Firstly, to distinguish between fats and oils, we may think that oils are healthier, and most oils are vegetable oils. Fats, by definition, are solid at room temperature and oils are liquid. This relates to their chemical composition, and most fats are saturated, having single bonds between the carbon atoms, and oils are unsaturated, having a number of double bonds. The higher the number of double bonds, the lower the melting point.
So we may wonder about coconut oil, which may be solid or liquid at room temperature depending on the season. Similarly, olive oil becomes solid when refrigerated, but this does not make it less healthy.
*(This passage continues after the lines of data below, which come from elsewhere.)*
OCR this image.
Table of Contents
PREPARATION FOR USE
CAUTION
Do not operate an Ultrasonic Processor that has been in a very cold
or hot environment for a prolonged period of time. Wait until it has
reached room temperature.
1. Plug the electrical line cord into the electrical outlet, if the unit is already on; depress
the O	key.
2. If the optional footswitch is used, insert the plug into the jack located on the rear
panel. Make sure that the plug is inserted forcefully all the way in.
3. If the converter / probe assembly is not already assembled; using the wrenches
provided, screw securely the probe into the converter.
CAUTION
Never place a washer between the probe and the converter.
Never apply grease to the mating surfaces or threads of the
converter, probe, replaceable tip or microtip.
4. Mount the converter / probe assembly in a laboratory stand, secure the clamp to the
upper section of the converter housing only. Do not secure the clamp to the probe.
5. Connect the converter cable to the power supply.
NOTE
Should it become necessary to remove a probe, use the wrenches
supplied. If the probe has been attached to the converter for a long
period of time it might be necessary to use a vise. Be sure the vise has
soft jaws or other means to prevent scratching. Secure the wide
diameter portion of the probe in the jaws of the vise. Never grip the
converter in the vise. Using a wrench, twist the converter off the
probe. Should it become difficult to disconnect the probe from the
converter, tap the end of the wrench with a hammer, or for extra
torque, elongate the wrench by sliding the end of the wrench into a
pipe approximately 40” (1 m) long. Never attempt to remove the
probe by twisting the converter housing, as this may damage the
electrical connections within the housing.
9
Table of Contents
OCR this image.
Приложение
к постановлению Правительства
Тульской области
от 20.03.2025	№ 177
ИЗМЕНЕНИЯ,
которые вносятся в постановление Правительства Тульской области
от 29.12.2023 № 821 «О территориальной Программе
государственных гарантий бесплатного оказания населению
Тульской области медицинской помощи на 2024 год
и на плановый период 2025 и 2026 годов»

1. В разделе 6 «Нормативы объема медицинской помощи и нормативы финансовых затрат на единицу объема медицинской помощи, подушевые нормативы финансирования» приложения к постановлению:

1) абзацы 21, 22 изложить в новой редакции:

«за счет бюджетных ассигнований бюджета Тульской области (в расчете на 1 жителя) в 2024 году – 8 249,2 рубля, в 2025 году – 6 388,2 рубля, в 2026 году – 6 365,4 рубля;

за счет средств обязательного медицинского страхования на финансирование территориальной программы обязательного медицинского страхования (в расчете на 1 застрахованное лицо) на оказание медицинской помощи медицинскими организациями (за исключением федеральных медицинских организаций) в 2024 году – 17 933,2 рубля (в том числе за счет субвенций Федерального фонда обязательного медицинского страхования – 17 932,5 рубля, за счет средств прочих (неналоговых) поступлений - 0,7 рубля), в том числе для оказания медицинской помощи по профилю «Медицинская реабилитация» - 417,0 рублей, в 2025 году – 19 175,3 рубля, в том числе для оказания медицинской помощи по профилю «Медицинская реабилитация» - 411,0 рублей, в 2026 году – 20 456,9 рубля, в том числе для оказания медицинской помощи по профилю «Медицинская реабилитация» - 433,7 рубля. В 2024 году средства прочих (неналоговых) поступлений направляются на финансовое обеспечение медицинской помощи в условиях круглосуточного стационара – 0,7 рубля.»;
In fact, nowadays, butter has been vindicated as being better for our health when used in cooking, than most polyunsaturated oils


Where do trans fats come from?
Like the essential ω3 and ω6 fatty acids, trans fatty acids come only from our food. They cannot be made in the body. Although a small amount of these fats are found in foods such as full-fat dairy and beef, 80-90% of trans fats come from the partial hydrogenation of liquid vegetable oils to make then into products which are solid at room temperature, such as margarine. This has been linked to increased levels of low density lipoproteins (LDL’s) and very low density lipoproteins (VLDL’s). These increase the likelihood of arteriosclerosis (hardening of the arteries) and blocking the arteries leading to heart attacks and stroke. Trans fats also raise triglycerides (free fatty acids) in the blood and promote systemic inflammation.

The trans fat found in beef and dairy raise both HDL (high density lipoprotein), also known as “good cholesterol” and LDL cholesterol, whereas industrial fats only raise LDL. The foods containing the highest amounts of trans fats include commercially produced cakes, biscuits, pies, pastries (when made with margarine and shortening), French fries, chips and margarine. The heating of polyunsaturated oils (corn, soy, safflower, sunflower, peanut, corn) to high temperatures also produces trans fats and this also oxidises them forming carcinogenic products. The frying and grilling of meats also produces trans fats.

How do we protect ourselves from the effects of trans fats?
To counteract the inadvertent intake of trans fats, it is advisable to take 2-3g (2,000-3,000mg) EPA+DHA fish oil each day or, for vegetarians, coconut oil, nuts and seeds. Fish oils decrease inflammation in the body as do anti-oxidants (such as turmeric) and bitter vegetables (such as chicory, kale, radicchio, asparagus).
Probiotics colonise the gut better when combined with fish oils. Fermenting foods provides probiotics. This was originally a way of preserving foods but it also enhances the immune system.